Technical Issues in Automating Design

  • Designs are actually a type of data. Designs are things people can legitimately alter (a chair is 40 inches tall and white, but you could paint it black), while what is usually called ‘data’ are factual observations (it was 23 degrees farenheit at 12:33 pm in Des Moines, Iowa). By these definitions, any design can be represented in a format that can represent any kind of data.
  • If we represent our designs in our patternable data form, we can apply pattern detection techniques to sets of designs (just like any other data set). It’s then possible to use any patterns discovered in existing designs to guide future design decisions. Imagine designing a fuel efficient car by starting with the designs of 50 existing cars and their fuel efficiency ratings, and then looking for patterns in the design elements of the most efficient cars. This is a form of automated design I call pattern exploitation.
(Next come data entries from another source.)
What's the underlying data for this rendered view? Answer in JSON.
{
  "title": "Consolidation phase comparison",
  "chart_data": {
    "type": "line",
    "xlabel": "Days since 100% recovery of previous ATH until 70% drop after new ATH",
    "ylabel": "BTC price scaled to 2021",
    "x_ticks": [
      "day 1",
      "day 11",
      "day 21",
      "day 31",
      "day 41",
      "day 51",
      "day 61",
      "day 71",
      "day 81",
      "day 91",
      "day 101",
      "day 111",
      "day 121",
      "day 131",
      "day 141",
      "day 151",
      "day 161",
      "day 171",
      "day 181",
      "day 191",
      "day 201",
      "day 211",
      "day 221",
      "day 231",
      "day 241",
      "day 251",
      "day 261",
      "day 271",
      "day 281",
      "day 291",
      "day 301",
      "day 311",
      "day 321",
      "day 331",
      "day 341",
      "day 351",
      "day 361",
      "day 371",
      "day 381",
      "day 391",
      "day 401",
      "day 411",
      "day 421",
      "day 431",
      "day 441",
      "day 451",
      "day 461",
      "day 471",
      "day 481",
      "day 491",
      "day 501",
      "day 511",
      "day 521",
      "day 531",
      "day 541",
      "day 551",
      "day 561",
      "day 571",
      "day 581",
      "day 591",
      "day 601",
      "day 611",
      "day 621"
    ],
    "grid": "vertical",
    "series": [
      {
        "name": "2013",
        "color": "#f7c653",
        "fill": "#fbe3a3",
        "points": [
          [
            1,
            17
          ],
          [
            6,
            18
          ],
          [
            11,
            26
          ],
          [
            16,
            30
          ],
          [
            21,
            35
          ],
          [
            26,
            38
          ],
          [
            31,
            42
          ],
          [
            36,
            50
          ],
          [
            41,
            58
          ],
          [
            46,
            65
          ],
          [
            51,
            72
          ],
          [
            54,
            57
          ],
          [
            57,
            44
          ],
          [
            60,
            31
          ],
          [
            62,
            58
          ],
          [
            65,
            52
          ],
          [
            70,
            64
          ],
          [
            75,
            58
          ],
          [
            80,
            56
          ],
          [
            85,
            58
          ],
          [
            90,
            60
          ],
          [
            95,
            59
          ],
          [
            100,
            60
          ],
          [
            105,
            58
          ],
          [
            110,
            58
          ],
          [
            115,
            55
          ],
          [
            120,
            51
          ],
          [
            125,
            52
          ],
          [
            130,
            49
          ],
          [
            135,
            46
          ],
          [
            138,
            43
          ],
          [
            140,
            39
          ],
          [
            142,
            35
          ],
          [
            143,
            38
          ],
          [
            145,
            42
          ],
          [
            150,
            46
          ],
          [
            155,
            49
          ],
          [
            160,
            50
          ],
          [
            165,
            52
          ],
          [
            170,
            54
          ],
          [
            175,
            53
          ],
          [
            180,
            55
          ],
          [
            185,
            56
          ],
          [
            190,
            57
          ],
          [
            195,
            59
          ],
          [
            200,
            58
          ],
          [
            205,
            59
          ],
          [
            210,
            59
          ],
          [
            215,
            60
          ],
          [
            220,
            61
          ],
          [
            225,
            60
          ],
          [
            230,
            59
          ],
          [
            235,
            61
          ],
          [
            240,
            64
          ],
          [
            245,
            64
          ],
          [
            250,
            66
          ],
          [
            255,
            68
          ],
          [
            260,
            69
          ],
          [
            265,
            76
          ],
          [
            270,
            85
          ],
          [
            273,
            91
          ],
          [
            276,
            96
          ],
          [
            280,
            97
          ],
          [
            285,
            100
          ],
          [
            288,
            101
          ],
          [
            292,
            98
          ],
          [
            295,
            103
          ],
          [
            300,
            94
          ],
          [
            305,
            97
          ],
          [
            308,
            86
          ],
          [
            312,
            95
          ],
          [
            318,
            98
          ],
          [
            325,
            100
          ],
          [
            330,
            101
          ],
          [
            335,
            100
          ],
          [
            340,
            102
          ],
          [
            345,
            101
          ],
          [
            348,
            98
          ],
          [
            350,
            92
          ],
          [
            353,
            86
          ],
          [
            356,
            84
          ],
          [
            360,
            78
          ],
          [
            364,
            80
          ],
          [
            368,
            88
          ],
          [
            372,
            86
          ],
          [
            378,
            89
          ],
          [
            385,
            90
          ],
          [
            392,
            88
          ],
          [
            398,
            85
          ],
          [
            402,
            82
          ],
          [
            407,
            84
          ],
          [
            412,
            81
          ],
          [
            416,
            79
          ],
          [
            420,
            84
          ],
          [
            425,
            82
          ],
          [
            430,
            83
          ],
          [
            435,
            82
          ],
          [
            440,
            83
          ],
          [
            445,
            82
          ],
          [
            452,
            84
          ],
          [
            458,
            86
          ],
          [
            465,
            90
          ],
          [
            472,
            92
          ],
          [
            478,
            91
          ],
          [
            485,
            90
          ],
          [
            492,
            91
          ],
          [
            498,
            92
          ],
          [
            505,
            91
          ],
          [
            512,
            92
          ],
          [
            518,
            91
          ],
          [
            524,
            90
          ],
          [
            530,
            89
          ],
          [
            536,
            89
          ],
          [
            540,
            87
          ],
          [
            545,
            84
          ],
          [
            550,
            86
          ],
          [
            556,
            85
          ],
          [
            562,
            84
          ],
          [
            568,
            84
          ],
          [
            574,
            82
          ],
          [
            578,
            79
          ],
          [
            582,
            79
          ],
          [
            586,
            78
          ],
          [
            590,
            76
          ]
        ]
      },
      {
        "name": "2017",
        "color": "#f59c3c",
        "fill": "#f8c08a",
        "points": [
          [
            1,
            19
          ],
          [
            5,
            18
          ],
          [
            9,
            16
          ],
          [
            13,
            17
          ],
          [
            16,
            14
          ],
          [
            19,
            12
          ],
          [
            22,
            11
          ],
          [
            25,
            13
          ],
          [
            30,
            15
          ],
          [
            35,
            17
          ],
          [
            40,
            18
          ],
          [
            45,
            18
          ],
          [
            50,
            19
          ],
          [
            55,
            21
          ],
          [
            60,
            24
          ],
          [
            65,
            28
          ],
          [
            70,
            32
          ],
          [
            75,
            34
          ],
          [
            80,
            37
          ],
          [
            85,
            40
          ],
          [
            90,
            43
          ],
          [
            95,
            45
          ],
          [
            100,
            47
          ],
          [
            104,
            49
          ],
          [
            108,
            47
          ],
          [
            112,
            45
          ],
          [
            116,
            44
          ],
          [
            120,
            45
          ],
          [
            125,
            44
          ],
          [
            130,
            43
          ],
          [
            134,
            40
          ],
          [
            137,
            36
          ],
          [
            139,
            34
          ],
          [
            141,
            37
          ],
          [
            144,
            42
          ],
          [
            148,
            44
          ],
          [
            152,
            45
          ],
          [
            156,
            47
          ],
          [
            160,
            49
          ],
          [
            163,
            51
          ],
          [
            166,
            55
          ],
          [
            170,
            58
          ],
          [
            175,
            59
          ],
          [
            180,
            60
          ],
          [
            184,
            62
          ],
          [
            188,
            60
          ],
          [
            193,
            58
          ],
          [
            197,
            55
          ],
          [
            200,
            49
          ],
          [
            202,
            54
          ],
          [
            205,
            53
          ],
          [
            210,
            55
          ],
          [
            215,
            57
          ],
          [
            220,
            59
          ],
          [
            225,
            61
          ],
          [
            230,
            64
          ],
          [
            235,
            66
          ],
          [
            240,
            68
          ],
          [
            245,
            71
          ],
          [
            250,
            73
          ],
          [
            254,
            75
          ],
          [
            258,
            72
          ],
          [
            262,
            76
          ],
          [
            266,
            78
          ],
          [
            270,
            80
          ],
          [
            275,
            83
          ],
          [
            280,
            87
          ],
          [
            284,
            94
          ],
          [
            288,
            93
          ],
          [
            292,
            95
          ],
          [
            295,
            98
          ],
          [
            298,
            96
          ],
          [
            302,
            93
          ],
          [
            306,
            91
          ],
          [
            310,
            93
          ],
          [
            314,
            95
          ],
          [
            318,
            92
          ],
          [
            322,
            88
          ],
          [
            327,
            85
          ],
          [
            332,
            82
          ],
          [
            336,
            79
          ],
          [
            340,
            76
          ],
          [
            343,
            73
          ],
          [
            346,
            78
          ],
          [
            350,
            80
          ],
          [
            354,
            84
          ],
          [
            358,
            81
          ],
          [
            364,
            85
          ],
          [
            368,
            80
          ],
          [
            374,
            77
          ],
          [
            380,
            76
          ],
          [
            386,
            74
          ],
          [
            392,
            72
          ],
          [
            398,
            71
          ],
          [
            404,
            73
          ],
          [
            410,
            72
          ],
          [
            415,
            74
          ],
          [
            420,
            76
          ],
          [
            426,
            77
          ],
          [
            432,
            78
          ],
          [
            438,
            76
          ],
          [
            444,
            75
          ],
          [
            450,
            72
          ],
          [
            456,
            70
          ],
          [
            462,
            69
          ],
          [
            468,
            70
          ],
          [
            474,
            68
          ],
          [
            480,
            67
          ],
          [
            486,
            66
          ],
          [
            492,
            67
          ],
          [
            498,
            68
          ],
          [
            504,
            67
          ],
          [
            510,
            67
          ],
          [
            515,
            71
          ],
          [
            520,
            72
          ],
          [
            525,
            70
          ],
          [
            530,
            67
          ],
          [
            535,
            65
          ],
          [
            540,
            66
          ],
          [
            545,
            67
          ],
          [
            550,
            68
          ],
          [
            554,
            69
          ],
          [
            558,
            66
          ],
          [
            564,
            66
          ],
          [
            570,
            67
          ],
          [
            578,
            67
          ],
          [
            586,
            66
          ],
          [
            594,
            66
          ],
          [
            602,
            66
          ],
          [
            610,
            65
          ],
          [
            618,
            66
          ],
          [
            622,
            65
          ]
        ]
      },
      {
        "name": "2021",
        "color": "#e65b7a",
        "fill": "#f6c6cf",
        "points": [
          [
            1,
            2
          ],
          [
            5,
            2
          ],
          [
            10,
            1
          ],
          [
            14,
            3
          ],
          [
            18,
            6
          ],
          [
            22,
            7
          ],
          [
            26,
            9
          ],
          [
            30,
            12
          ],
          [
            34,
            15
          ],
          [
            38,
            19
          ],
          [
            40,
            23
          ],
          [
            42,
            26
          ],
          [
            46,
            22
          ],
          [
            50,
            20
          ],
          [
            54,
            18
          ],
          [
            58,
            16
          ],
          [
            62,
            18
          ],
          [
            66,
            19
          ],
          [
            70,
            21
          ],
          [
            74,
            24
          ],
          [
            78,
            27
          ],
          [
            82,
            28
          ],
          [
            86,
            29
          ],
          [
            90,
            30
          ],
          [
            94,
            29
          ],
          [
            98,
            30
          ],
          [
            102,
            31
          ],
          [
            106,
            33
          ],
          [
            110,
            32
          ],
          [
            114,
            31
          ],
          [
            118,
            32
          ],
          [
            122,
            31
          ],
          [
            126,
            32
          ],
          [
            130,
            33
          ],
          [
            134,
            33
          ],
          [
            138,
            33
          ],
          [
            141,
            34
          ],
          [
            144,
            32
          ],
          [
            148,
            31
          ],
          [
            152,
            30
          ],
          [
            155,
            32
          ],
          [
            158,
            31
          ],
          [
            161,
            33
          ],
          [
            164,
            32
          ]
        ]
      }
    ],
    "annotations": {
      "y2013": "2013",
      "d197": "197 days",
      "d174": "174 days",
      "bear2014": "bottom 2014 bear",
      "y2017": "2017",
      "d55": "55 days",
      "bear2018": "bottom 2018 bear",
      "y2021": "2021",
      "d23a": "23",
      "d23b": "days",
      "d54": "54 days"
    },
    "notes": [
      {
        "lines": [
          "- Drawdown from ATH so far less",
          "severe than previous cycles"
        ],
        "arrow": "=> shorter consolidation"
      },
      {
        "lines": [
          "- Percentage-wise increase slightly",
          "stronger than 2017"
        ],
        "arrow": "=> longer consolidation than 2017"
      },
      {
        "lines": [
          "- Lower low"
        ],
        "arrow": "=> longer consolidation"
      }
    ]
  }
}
  • Not only are designs a form of data, but computer programs are a type of design. It turns out that the patternable data form is sufficiently strict to write little programming languages because of the strict requirements it imposes on data types for the benefit of pattern detection. Like other examples of automated design, you can then use pattern exploitation to generate new, better computer programs.
  • For the technically inclined: Using pattern exploitation for automated design as described above is achieved by using genetic algorithms to optimize programs written in a constraint-based form of domain-specific-languages (DSL’s).